I never was good at meeting new people. I decided to pass the time by
watching how everyone in my group acted and interacted under the
circumstances.
The granny unpacked a pile of books from her bag.
“If anyone wants to read, I brought some books!”
A murmur arose within our section with responses like “Who reads
physical books anymore?” and “Now is not the time to relax”. No one
seemed to want to read with her, until suddenly, the frantic-eye man slowly
stood up and walked over to granny, looking nervous. He grabbed a book
from her pile and dropped to the floor. He disappeared behind the book
very quickly, and granny joined in with another book.
After a few hours, everything started shaking and we heard loud
booming noises. No one had to guess what the sounds were, as all knew
what caused them before we even got inside the bunker. They were the
reason we were in here after all.
As hours led to days, some people were starting to give up. The
teenager in our group was the first to lose it. He started screaming and
throwing things around. Granny and the officer attempted to calm him, but it
took a few minutes for them to be successful. Honestly, I felt like doing the
same, but I kept holding out to get out of this place.
Others finally decided to ask granny for a book to read. Most of the
section seemed to be reading now, and some new faces even came in to
ask for a book. Not everyone was interested in reading, however. After the
pregnant lady had given birth, her other children kept trying to interact with
all the people and their possessions as their mother focused on the new
baby. The children seemed to take interest in me especially. Just my luck.
The children kept trying to talk with me and look through my bag. No
matter how many times I said “Please leave me alone,” they wouldn’t. After
a few days of this, I gave up, ignoring them going through their new
“treasure chest” (my bag).
After months and months of having to eat less and less—and dealing
with a half-working toilet and smelly, moaning people—I was ready to give
in. But then, something unexpected happened.

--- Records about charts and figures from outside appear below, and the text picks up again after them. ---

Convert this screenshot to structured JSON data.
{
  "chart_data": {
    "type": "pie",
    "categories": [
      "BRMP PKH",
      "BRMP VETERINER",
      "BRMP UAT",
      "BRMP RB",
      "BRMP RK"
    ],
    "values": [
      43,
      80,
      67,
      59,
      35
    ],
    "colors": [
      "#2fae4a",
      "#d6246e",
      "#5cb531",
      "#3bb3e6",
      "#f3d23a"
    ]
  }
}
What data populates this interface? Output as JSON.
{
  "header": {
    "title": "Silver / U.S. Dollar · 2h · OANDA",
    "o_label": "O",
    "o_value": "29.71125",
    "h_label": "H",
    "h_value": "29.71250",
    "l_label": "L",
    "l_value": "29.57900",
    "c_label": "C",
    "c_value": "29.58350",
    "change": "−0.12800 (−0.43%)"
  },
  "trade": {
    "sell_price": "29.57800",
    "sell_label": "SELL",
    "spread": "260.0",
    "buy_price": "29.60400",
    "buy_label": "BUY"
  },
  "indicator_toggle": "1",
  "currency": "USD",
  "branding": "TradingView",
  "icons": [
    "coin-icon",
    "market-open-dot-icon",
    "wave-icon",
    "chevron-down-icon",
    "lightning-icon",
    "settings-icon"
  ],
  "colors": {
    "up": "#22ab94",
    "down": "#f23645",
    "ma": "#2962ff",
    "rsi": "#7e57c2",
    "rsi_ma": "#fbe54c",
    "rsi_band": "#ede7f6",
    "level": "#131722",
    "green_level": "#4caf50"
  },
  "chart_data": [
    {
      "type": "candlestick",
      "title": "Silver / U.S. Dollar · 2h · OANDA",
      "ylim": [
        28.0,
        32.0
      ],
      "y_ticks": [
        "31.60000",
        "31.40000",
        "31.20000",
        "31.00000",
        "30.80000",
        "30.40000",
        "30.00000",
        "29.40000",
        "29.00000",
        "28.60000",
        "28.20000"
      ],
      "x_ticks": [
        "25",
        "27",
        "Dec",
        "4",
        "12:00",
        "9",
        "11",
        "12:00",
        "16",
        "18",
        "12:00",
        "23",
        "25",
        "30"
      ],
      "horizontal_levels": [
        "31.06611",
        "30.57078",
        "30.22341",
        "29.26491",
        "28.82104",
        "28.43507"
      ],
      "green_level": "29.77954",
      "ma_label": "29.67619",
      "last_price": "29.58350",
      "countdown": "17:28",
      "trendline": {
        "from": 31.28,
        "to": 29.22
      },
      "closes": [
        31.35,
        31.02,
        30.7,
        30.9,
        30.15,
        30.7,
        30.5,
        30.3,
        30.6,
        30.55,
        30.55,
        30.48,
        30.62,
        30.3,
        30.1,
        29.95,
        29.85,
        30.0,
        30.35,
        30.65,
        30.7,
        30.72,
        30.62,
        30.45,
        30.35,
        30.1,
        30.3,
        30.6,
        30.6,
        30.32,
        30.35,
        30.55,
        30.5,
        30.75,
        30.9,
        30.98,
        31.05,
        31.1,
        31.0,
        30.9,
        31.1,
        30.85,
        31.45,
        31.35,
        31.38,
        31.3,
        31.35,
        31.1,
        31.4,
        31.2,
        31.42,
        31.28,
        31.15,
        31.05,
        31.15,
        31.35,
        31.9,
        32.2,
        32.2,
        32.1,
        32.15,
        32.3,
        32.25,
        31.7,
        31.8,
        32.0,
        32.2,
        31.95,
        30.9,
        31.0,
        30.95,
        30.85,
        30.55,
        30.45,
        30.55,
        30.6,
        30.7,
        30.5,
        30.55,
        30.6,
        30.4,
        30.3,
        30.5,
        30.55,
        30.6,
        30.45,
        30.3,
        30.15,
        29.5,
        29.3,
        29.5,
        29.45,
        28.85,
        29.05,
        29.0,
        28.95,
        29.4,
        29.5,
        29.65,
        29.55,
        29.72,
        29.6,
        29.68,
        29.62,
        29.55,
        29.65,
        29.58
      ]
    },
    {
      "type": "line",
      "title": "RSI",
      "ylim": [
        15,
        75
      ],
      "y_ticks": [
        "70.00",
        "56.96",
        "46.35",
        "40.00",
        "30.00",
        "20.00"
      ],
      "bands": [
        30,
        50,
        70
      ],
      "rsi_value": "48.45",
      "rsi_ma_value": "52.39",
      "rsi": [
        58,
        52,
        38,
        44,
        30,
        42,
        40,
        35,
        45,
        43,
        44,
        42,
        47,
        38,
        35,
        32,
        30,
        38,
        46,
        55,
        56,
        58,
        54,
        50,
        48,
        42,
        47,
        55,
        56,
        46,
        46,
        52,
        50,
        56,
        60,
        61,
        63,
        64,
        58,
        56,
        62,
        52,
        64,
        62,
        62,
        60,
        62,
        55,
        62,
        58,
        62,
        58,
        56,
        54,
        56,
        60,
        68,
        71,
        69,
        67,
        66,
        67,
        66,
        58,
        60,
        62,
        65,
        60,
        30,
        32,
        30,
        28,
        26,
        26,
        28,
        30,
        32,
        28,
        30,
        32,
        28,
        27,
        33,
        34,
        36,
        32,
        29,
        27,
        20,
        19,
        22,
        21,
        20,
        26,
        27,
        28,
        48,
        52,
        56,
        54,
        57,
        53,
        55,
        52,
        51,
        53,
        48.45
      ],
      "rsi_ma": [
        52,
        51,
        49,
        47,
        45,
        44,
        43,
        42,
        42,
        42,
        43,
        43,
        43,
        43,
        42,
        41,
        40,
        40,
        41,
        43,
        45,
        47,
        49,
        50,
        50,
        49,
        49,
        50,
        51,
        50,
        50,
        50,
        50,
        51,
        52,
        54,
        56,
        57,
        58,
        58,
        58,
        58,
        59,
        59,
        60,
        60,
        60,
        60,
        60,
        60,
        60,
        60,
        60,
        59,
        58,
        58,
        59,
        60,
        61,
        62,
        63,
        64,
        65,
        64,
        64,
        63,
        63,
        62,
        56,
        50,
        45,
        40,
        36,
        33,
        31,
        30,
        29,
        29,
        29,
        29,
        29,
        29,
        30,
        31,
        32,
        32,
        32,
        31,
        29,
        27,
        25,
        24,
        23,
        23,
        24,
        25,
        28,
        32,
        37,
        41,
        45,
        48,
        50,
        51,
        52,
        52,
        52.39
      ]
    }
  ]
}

“Alright, everyone, gather your things and form orderly lines.” The
bunker doors finally opened. We cheered at the thought of going back to
our normal lives. Once we all stepped out, though, that idea quickly
dissipated. After seeing the outside, all feelings of joy went away.
I was at a loss for words. Our city had been flattened. The e-nukes
left no trace of anything. For all I knew, the whole state looked like this.
Maybe even the whole coast.
I stood there, staring out at the horizon for what seemed like a
lifetime, with no sense of time passing. I didn’t even pay attention to what
the soldiers were telling us. My brain just shut down right there. My strength
bled away in an instant. The only thing to snap me out of my trance was the
hand on my arm dragging me into a military vehicle. I just stared out the
window, confused and scared, while wondering what I was supposed to do
with my life now, and getting farther and farther from the land I used to call
home if you could even call it land anymore.